第40章 シドニード君

オーストラリアのローカル紙に小さく載った記事だった。

“1月19日未明、ニューサウスウェールズ州オレンジに住むシドニード君(15歳)巨大彗星(!?)を発見か!”

アマチュア天体ファンであるシドニード君の話。
「本当にびっくりしたんです、、、ボクの望遠鏡の中でどんどん大きくなって、、
もしかしてこっちに向かって来るんじゃないかと思ってWAuaaaA〜〜AAAHHと叫んじゃって、、
もうとっても大きかったんです。あとで計算したら半径が2000キロメーターはありました。
そしてあっという間に消えたんです。たぶん太陽の裏側にだと思うんですけど、、、、」

この情報は都市の大きな新聞社に真っ先に届いていたのだが、世界的天文台も、各国のヴェテラン天文関係者も誰一人確認したものがおらず、
“そんな巨大な彗星なんか考えられない”
“自ら身を隠したなんて、まるで生き物みたいな発言”
“嘘をつくのはよくない、アマチュアだからって、”
“子供の意見だ。真に受けてはいけない”
という注意を真に受けて黙殺していた。

しかし、ロッコは見逃さなかった。それは地球で憶えていた沢山のことが、宇宙ではガタガタと崩れて、まったく空っぽになってしまうことをロッコはよく知っていたからです。
だから宇宙でどんな不可思議なことが起きても、それは地球から見た意見に過ぎず、宇宙ではごく普通のあたり前のこととして過ぎていく。

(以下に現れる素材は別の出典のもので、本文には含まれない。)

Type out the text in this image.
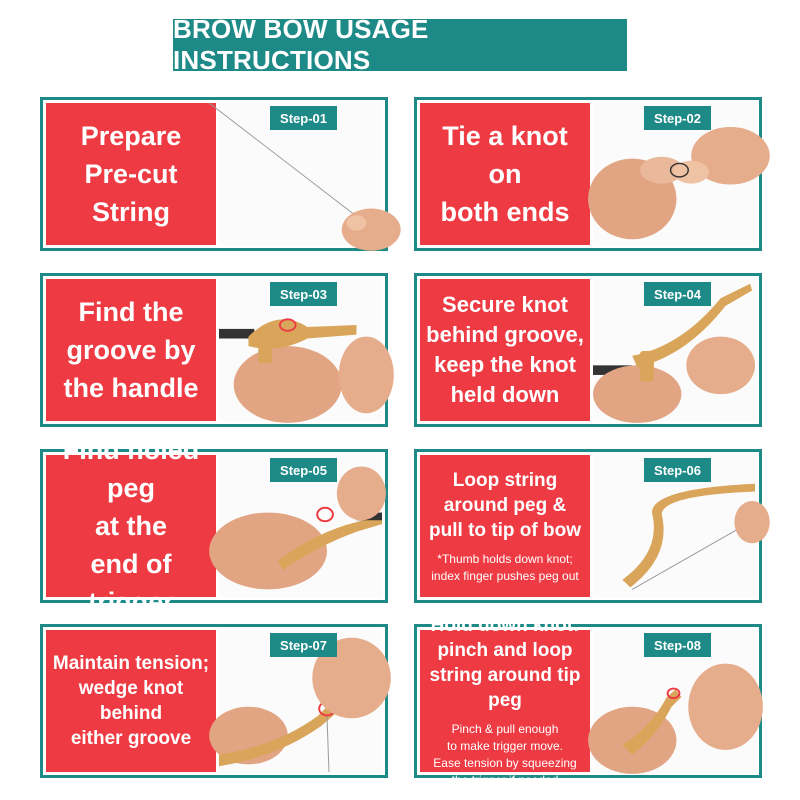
BROW BOW USAGE INSTRUCTIONS
Prepare
Pre-cut
String
Step-01
Tie a knot
on
both ends
Step-02
Find the
groove by
the handle
Step-03	Secure knot
behind groove,
keep the knot
held down
Step-04
FInd holed peg
at the
end of trigger
Step-05	Loop string
around peg &
pull to tip of bow
*Thumb holds down knot;
index finger pushes peg out
Step-06
Maintain tension;
wedge knot
behind
either groove
Step-07
Hold down knot:
pinch and loop
string around tip peg
Pinch & pull enough
to make trigger move.
Ease tension by squeezing
the trigger if needed
Step-08
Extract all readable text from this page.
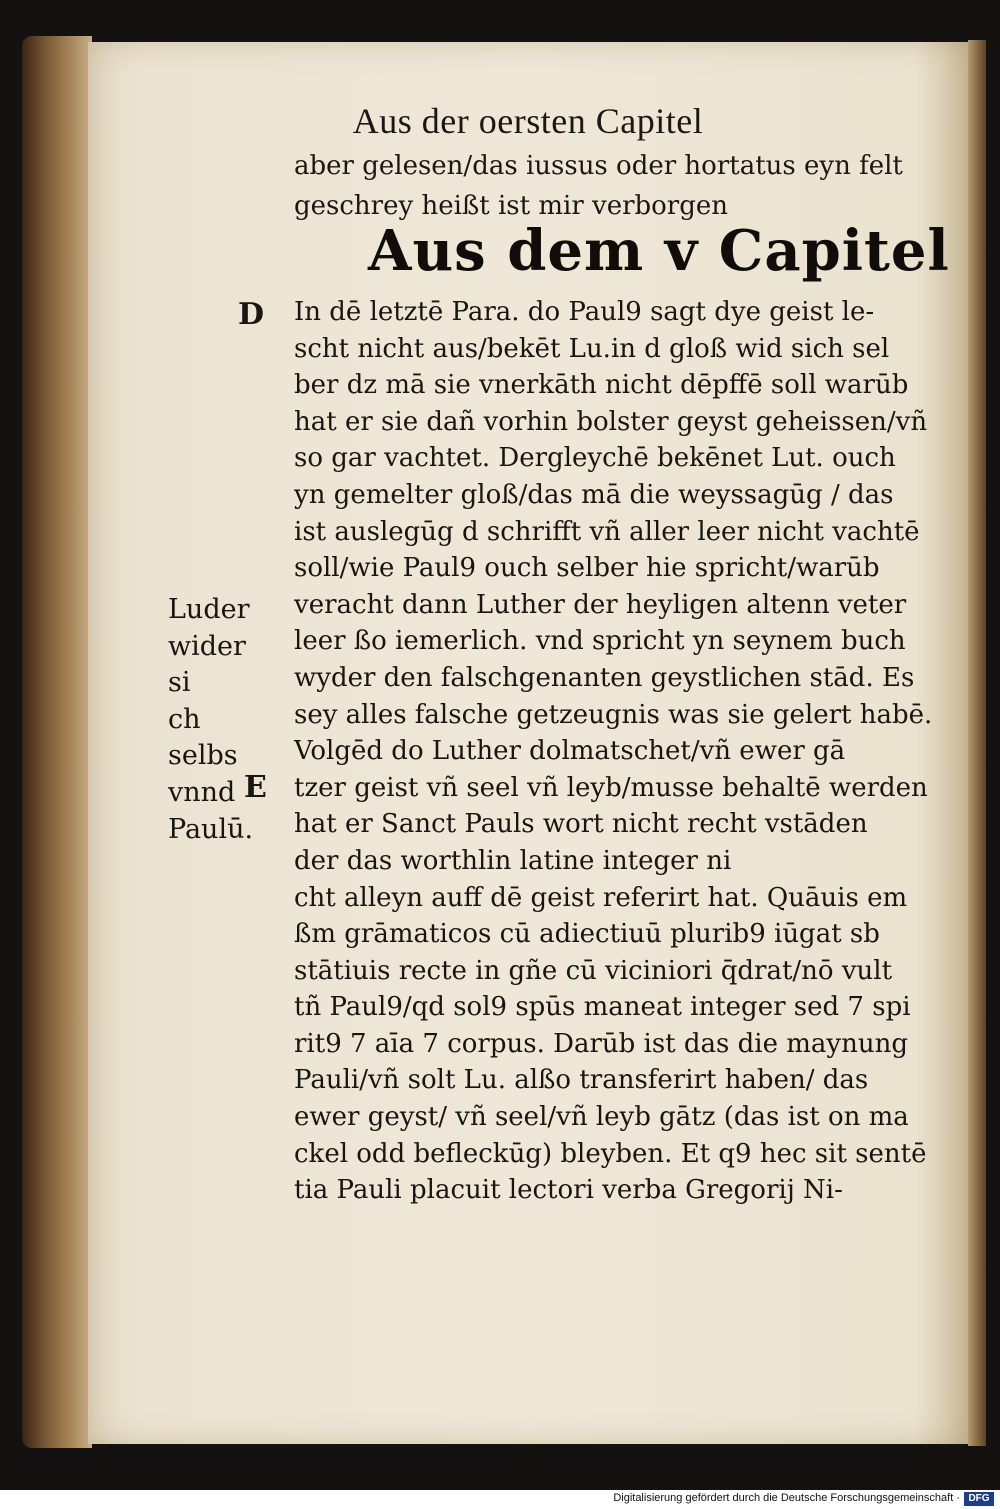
Aus der oersten Capitel
aber gelesen/das iussus oder hortatus eyn felt
geschrey heißt ist mir verborgen
Aus dem v Capitel
D
Luder
wider si
ch selbs
vnnd
Paulū.
E
In dē letztē Para. do Paul9 sagt dye geist le-
scht nicht aus/bekēt Lu.in d gloß wid sich sel
ber dz mā sie vnerkāth nicht dēpffē soll warūb
hat er sie dañ vorhin bolster geyst geheissen/vñ
so gar vachtet. Dergleychē bekēnet Lut. ouch
yn gemelter gloß/das mā die weyssagūg / das
ist auslegūg d schrifft vñ aller leer nicht vachtē
soll/wie Paul9 ouch selber hie spricht/warūb
veracht dann Luther der heyligen altenn veter
leer ßo iemerlich. vnd spricht yn seynem buch
wyder den falschgenanten geystlichen stād. Es
sey alles falsche getzeugnis was sie gelert habē.
Volgēd do Luther dolmatschet/vñ ewer gā
tzer geist vñ seel vñ leyb/musse behaltē werden
hat er Sanct Pauls wort nicht recht vstāden
der das worthlin latine integer ni
cht alleyn auff dē geist referirt hat. Quāuis em
ßm grāmaticos cū adiectiuū plurib9 iūgat sb
stātiuis recte in gñe cū viciniori q̄drat/nō vult
tñ Paul9/qd sol9 spūs maneat integer sed 7 spi
rit9 7 aīa 7 corpus. Darūb ist das die maynung
Pauli/vñ solt Lu. alßo transferirt haben/ das
ewer geyst/ vñ seel/vñ leyb gātz (das ist on ma
ckel odd befleckūg) bleyben. Et q9 hec sit sentē
tia Pauli placuit lectori verba Gregorij Ni-
Digitalisierung gefördert durch die Deutsche Forschungsgemeinschaft · DFG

180億年がたとうとしている。悠久の昔から宇宙は何も変わらない。ただひたすら広がりつづけている。
ロッコはシドニード君の記事の上に左手をおいて目を閉じた。ちょうど肉球で隠れる程の記事だった。しばらくすると、肉球が暖かくなってきた。同時に額の中心が熱くなり、沸々とイメージの断面が寄り集まってきた。
窯から出してだいぶ時間のたった赤煉瓦を砕いて、一面に隙間なく敷き詰めたような、光景が現れた。
特徴のある岩山を後方にどこまでも、尽きることがない赤い大地だ。
これがロッコのこの国のイメージだ。
ロッコはさらに場所を特定して、イメージを絞り込んでいった。
暖かい空気の漂う、のどかな景色が現れた。
澄んだ青空に黄緑色の樹々が整然と美しい。

ぶどう畑だ!
オレンジという町なのにぶどう畑!? ま、いいか。でも、きれいなところだなぁ!
町の中心に出てみた。みんな穏やかに過ごしてる様子がよくわかる。その中で独り足早に歩いている男の子がいる。15歳にしては小柄な少年だ。顔に似合わぬ大きな眼鏡が、いつも落ちて来るのが気になるらしく、それを始終上にあげるのが癖らしい。
うつむきかげんに、まだ頬にそばかすを残したとても利発な少年。シドニード君だ!
ロッコは瞬時に察した。シドニード君は見たんだ!
嘘をつくことも、世間を驚かすことも、彼にはまったく必要のないこと。
極めて健全で、まじめな天体マニアの少年だ。
彼は見たんだ、見たままを証言したんだ。
“半径2000キロメートル”“地球に向かっている”
“あっという間に隠れた、多分、太陽のウラに”
隕石でも、彗星でも、惑星でもない。

id星だ!
そうだ、、そうに違いない!
爽やかだったオレンジの町の印象も、ロッコのたどり着いた重い結論の前には、跡形もなく消えざるを得なかったのでした。